Precision Flight Controls has developed high-fidelity aviation training devices for nearly a quarter of a century. "Today's best systems address customers' essential needs," Altman continued. "They encompass the seamless integration of a plethora of applications with the whole becoming greater than the sum of its parts."
FAA, insurance companies and others are on board
The FAA has long supported the utilization of aviation training devices in flight schools. An Advanced Aviation Training Device (AATD) allows for many hours of loggable instruction time to include two-and-a-half hours toward a private pilot certificate, 20 hours toward an instrument rating, 50 hours toward the commercial ticket and another 25 hours in pursuit of an ATP rating.
Logging time in an AATD versus an airplane reduces the time and expense of training while facilitating the inclusion of emergency procedures that would not even be attempted in the air.
For those that are already instrument rated, currency can now be maintained in an AATD without ever setting foot in an aircraft or engaging an instructor.

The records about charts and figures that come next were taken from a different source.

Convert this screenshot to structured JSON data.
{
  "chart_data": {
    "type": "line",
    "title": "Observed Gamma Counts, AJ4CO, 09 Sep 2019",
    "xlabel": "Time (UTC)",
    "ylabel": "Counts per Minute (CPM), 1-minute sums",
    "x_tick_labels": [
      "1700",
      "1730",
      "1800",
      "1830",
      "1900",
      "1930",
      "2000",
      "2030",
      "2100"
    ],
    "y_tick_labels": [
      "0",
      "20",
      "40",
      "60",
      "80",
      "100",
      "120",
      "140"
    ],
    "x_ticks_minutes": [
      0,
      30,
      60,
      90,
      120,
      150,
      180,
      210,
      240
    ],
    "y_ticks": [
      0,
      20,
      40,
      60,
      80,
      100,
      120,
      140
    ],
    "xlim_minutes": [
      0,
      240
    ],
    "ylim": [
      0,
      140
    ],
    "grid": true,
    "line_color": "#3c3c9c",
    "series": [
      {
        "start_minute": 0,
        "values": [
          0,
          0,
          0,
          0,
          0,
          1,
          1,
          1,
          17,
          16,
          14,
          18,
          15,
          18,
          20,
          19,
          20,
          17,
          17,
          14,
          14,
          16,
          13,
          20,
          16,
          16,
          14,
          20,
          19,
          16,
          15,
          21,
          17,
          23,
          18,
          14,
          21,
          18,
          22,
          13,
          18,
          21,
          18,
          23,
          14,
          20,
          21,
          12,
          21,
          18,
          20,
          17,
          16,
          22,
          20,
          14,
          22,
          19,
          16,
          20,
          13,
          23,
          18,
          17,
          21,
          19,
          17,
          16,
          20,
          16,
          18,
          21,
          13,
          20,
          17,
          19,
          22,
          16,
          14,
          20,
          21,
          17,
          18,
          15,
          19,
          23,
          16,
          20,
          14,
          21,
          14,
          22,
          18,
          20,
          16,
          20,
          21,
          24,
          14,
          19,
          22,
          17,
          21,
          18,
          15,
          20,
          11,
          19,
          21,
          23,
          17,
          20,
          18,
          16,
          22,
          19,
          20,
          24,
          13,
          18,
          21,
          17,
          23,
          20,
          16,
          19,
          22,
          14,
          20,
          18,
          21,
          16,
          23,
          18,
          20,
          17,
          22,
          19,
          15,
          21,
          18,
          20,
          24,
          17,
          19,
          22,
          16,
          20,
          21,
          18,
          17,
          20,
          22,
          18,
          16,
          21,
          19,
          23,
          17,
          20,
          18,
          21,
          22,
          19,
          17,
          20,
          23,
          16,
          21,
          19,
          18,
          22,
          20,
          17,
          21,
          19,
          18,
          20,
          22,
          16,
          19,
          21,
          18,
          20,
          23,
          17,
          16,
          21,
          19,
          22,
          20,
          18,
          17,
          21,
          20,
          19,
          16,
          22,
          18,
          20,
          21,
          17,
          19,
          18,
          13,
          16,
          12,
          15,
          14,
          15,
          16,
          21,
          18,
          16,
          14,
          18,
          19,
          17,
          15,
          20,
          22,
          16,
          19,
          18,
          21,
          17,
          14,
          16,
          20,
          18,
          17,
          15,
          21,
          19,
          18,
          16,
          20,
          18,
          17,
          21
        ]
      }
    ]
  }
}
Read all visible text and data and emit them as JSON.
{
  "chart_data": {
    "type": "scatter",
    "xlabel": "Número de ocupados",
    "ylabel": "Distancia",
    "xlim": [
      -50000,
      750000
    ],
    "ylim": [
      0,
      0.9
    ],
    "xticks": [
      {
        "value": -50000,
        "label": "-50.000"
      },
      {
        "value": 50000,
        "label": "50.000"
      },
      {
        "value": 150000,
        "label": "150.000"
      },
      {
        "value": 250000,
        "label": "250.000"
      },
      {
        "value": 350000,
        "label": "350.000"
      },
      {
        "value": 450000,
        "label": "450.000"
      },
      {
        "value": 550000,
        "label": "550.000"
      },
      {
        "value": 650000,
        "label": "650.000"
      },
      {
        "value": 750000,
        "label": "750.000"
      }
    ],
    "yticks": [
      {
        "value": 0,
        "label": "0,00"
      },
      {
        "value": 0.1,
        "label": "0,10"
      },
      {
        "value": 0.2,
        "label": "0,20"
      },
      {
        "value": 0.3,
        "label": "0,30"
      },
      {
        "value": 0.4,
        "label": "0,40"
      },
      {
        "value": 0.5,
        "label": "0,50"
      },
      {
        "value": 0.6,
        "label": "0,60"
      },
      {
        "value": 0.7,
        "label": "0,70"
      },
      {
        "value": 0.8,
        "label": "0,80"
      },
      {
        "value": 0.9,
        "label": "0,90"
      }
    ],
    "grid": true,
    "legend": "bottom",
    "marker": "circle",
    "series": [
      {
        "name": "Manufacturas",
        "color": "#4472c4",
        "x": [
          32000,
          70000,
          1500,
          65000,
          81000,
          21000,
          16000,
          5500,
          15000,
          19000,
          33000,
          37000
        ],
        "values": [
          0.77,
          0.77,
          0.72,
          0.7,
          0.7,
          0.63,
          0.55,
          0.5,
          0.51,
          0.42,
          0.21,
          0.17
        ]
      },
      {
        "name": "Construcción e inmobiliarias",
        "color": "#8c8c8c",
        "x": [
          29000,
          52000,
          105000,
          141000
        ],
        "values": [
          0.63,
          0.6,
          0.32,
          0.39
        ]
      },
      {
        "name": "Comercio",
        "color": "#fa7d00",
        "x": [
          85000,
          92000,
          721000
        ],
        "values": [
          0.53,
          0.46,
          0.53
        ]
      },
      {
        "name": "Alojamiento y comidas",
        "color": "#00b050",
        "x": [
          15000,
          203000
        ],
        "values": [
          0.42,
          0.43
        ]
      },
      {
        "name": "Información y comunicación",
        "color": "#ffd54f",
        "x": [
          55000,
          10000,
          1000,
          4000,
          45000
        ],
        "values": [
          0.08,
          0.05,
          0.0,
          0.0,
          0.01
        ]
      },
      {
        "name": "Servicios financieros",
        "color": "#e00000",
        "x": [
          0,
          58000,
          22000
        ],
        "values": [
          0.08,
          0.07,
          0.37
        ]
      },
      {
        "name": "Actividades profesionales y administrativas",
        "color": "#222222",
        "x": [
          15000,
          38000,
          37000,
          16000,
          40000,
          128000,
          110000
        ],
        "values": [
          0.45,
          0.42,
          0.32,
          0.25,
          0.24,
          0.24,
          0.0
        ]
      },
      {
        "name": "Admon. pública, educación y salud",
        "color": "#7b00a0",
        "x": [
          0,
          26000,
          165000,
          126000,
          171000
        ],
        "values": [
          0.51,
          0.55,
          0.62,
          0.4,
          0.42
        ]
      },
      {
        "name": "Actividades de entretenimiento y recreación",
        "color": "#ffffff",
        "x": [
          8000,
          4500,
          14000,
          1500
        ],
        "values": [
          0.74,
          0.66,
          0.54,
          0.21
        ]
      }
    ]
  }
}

The majority of an instrument proficiency check (IPC) can also be accomplished in an AATD saving countless dollars and hours in the air.
Recently, insurance companies have embraced the potential benefits of AATD training as they are approving more and more operators for model-specific initial and recurrent training programs.
Operators see great value in these systems, especially in Part 61 and Part 141 training environments.
The future of flight training
Chances are that your future flight training experiences will include the use of an AATD, especially if you aspire to ratings beyond a private pilot certificate.
Today's AATDs require very little operating overhead, virtually zero maintenance, no 100-hour or annual inspections, minimal floor space, little insurance, no operational risk, and no fuel. They are environmentally-friendly and completely safe.
What's more, a typical AATD rents for about half of an equivalent aircraft rental, making it a bargain for both the student pilot and the operator.